Berbeda dengan Wanda, Reza memilih untuk bermain game mobile di ponselnya. Jetpack Joyride, menjadi game favoritnya belakangan ini. Bahkan anak itu bisa menghabiskan waktu seharian, hanya untuk menaikkan level gamenya. Wanda sampai geram dibuatnya, ingin rasanya ia melempar jauh ponsel sang adik, agar adiknya tidak jadi kecanduan.
Cita-cita Reza yang semula ingin menjadi doujinshi, kini berubah. Anak itu malah ingin menjadi gamers profesional, yang memainkan semua game tanpa terkecuali.
"Rasanya gue pengen pergi lama, sampe lupa kalo ternyata gue punya rumah" ujar Luki setelah menyesap secangkir caramel latte hangat.
Mendengarnya, Reza melirik sekilas lalu melanjutkan gamenya. Sebenarnya anak itu penasaran, apa yang terjadi dengan Luki.
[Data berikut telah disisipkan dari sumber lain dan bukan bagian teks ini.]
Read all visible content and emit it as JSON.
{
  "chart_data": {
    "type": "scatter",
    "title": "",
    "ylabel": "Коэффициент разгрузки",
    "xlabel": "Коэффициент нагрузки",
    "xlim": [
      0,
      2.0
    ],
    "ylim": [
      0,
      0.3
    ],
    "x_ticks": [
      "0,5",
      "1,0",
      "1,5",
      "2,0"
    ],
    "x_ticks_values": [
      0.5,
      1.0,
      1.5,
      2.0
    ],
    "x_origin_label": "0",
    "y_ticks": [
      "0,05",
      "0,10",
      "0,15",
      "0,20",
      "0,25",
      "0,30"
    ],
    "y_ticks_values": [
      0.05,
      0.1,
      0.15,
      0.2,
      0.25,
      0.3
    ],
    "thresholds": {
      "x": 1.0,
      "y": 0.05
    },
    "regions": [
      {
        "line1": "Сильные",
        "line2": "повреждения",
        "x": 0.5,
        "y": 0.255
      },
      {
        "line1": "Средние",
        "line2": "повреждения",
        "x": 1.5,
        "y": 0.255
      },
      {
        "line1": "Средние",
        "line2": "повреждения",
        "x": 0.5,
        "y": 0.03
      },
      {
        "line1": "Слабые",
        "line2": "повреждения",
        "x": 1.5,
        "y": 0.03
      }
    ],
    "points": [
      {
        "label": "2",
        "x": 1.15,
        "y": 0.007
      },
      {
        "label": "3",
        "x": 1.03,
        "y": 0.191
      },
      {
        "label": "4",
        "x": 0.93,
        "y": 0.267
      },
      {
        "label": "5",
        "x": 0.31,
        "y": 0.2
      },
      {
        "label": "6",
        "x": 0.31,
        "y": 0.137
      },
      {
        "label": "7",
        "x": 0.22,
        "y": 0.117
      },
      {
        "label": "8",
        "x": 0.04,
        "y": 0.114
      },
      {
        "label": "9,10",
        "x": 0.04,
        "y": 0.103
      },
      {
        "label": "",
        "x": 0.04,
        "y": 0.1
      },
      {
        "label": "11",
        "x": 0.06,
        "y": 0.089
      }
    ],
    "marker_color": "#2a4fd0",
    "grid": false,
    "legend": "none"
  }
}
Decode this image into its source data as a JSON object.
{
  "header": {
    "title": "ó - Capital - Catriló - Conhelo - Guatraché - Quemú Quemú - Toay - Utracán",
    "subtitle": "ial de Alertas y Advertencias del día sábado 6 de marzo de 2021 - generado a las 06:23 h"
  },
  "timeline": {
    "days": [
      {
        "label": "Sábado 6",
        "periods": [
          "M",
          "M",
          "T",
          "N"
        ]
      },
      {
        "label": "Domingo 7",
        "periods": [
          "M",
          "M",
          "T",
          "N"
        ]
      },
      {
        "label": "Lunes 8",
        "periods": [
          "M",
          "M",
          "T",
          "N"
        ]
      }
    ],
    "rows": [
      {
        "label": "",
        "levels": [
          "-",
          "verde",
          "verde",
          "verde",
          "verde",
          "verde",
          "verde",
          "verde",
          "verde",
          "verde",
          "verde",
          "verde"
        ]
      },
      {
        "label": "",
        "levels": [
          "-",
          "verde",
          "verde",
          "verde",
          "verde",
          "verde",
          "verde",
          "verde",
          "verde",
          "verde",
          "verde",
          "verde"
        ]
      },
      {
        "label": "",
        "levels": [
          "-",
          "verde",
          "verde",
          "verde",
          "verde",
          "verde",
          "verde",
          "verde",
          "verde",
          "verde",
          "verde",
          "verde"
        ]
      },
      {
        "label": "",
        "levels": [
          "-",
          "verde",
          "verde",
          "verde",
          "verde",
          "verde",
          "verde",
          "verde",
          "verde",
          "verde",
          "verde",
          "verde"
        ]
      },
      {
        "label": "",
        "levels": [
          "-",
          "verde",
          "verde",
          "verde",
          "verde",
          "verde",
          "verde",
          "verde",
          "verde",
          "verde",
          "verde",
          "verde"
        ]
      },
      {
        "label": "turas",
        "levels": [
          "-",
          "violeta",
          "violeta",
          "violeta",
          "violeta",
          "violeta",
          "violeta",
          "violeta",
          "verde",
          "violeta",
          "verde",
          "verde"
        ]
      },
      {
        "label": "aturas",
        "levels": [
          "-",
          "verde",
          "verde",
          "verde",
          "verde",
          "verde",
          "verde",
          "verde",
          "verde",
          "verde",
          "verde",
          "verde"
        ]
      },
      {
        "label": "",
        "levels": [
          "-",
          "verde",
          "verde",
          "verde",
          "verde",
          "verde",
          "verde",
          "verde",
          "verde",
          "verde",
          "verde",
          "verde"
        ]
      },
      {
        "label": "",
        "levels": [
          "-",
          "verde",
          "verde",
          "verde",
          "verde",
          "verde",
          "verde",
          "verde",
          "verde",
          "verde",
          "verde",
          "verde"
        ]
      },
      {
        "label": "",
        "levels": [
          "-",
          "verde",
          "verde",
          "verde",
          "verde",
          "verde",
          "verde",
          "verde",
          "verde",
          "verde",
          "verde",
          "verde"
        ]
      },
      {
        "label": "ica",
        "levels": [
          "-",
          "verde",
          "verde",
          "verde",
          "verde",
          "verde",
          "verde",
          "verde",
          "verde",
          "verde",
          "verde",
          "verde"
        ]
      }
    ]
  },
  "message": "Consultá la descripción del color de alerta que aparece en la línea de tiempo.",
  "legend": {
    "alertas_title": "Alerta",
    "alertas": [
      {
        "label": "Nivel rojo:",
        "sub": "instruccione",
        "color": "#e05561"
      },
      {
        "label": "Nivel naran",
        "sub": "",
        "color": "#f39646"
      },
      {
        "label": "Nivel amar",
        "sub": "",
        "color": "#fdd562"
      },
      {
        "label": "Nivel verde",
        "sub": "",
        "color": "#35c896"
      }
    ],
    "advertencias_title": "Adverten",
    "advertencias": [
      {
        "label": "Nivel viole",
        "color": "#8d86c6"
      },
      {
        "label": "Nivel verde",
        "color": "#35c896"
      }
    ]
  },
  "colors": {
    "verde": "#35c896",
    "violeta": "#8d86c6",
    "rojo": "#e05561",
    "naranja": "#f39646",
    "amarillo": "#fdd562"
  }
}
Namun ia memilih untuk diam, ia pikir ia tidak pantas untuk menanyakan apa yang terjadi.
"Kenapa lagi?"
"Banyak yang terjadi di luar kendali gue. Rumah, keluarga, semua. Berantakan" laki-laki itu nanar.
Wanda mengangguk tipis. Ternyata sama saja. Alasan Luki memilih untuk tetap tinggal disini, tidak lain dan tidak bukan adalah keluarga. Wanda tidak tau sebesar apa masalahnya, seberantakan apa keluarganya. Luki tidak pernah menceritakan secara terperinci, yang laki-laki itu ceritakan hanyalah serpihan-serpihan kecil dari masalahnya.
Hal itu membuat Wanda berpikir, dari milyaran masalah di bumi ini, Pasti mayoritasnya adalah keluarga. Dari banyak temannya, mereka juga menceritakan hal yang sama, keluarga. Sampai Wanda menjadi bimbang, apa arti dari sebuah keluarga yang sebenarnya.
"Gue ngga tau seberapa berantakannya keluarga lo. Ki, tunggu mereka capek dulu, baru dibereskan. Kalo ngga gitu, lo sendiri yang capek"
"Gue tau, Wan. Gue menghindar bukan karena gue pengecut, tapi karena gue udah males, ngurusin hal-hal kaya gitu" Jeda sejenak.
"Lagian kalo kita terus-terusan ikut campur sama urusan orang tua, malah kita yang bakal kena batunya. Gue sendiri ngerasain, urusan orang tua emang ngga ada abisnya"
Wanda mengangguk setuju "Bener Ki. Tapi untungnya lo anak tunggal, jadi lo bebas mau kaya gimana aja"
"Justru karena gue anak tunggal, gue jadi bingung. Mau certia gimana, sama siapa. Akhirnya, gue selalu simpen sendiri" Luki menghela napas.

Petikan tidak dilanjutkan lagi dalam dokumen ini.